在梁洪看来, 容景也就是才学比普通学子好些,算得上是神童,为人也颇有几分义气。但其他方面, 特别是心机有多厉害倒也不至于。就连他们府中的家奴之子陆洋也说,容景在崇明社学只闷头读书, 并没什么其他别的的举动。
“老师年纪大了, 越发谨慎保守, 他说那李文入狱是容景的算计。我同他解释过,不是的, 是锦州州衙内部的斗争。但他不信,非说容景小小年纪工于心计,一定要让我除掉容景。”
“但不管老师怎么想的,他的想法是不是正常的, 我们只能照做。堂兄,我们在正五品的位置上已经坐了很久了, 是该挪挪位置了。”梁洪道, 他眼中闪烁着贪婪的光芒, 只要自己成功了,老师就许诺自己回到京城, 然后让自己上个一官半职!
梁茵也沉默不语,他可是对着西南巡抚司的位置一直流口水。“但是, 真的没问题吗?不会追查到我们头上吧。”
“不会, 到时候, 无论是乐隆县的仵作, 还是我刑部的差役,都会断定是容景自己不小心落水身亡。”
梁茵还是有些不放心,“你从刑部大牢放出的那两个人,可靠吗?”
梁洪阴恻恻的笑了,“没人比他们更可靠了。”
前几年将巴府多个州、县搅的人心惶惶的黑店夫妻。所有人都以为他们已经命断刑场,只有梁洪知道,他使手段保住了夫妻俩,用他们家人的性命要挟他们为自己做事。
“他们从来没有失过手。堂兄,你大可以放一万个心。”梁洪道,他起身伸了个懒腰,“估计再过不久,他们就会传来成功的消息。”

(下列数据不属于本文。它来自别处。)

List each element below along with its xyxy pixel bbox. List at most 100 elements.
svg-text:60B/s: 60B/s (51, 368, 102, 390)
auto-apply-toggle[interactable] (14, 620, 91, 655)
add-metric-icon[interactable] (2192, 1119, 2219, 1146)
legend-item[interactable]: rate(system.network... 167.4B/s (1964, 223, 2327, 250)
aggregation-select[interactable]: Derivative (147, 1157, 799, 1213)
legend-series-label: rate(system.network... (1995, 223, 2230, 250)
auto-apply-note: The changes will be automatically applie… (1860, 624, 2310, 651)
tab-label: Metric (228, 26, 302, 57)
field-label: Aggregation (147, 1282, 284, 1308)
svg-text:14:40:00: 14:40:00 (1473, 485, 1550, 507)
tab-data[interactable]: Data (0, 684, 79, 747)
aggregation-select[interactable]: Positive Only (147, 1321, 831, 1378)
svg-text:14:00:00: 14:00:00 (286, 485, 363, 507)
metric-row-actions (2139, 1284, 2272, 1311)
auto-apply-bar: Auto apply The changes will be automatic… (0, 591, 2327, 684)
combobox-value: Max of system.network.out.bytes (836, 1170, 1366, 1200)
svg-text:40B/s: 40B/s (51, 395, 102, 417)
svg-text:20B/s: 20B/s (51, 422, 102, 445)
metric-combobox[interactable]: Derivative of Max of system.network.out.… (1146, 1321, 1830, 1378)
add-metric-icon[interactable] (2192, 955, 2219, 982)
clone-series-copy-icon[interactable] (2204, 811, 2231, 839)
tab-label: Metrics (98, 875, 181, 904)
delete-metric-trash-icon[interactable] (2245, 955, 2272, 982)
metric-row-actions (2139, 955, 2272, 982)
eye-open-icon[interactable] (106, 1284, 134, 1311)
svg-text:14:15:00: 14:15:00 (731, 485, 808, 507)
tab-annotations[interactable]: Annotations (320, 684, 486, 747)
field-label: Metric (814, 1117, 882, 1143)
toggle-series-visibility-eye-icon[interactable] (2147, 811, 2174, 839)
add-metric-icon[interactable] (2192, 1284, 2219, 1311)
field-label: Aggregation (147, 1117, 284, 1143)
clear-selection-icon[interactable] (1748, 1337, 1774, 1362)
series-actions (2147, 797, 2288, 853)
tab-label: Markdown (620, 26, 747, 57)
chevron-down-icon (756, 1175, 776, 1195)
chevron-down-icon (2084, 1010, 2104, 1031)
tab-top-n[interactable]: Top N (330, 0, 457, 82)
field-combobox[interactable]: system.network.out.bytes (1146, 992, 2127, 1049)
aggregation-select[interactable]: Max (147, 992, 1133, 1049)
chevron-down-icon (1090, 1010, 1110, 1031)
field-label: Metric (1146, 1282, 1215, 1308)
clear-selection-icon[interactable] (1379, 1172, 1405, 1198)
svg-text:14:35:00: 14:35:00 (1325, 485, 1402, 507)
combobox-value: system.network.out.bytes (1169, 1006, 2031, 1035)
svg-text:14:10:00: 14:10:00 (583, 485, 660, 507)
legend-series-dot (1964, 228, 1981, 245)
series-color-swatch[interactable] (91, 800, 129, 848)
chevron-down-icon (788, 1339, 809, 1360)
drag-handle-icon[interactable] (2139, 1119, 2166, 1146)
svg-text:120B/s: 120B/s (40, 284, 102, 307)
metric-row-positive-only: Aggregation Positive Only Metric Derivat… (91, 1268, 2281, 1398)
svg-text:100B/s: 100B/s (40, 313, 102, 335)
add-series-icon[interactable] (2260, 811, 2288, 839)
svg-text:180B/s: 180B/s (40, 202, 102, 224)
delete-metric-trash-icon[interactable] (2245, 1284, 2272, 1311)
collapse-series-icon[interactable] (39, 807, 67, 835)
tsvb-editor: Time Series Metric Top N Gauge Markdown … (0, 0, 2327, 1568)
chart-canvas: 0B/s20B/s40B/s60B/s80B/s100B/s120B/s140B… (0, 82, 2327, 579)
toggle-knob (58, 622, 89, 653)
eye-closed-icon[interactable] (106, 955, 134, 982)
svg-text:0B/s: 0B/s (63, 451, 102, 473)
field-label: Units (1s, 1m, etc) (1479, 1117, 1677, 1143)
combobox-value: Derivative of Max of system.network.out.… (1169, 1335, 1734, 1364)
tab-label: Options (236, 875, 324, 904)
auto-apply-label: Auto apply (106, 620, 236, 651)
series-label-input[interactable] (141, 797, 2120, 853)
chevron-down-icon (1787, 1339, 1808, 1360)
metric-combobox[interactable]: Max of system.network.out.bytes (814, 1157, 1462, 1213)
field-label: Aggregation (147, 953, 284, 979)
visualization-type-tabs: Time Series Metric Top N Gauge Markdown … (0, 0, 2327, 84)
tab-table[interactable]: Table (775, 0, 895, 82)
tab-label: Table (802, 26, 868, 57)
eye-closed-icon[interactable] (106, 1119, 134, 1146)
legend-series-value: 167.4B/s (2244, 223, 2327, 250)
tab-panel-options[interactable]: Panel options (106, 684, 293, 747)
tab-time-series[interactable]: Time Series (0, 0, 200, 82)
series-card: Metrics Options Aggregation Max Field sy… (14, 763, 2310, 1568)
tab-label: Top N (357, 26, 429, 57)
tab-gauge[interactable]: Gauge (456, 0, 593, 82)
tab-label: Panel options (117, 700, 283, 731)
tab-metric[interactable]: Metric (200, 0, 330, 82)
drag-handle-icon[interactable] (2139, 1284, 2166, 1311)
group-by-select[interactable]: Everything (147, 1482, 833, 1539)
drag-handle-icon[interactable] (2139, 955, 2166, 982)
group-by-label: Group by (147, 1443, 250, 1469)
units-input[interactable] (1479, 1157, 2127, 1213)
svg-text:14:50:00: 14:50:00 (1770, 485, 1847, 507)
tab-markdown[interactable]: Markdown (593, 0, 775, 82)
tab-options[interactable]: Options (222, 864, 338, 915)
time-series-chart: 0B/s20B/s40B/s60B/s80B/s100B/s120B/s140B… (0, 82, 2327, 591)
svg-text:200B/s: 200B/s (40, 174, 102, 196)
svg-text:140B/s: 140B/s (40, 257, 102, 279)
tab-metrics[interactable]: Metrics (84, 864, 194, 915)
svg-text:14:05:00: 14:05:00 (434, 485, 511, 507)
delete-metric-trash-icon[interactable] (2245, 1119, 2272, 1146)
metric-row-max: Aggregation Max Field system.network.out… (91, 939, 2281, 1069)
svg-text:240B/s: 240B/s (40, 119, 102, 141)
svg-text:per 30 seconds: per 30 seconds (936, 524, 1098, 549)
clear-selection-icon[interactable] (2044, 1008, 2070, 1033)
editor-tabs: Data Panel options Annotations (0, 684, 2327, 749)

天边鱼肚白的时候,门外响起了敲门声,一个下人在屋外道,“大人,刚才有个女子给门房递了封信。”
梁茵连忙打开大门,将下人手中的信接了过来,迫不及待的撕开封口。
下一瞬,他一屁股坐在地上,嚎道,“糟了!那梅氏说,让你放了他们的家人,他们还可以继续替你杀了容景。”
“若是你不照做,休怪他们露面,将我们所做之事公之于众。”
梅氏宅院不远处的一个府邸。
梅氏和丈夫已经醒过来,满脸灰败的看着容景和祁叡。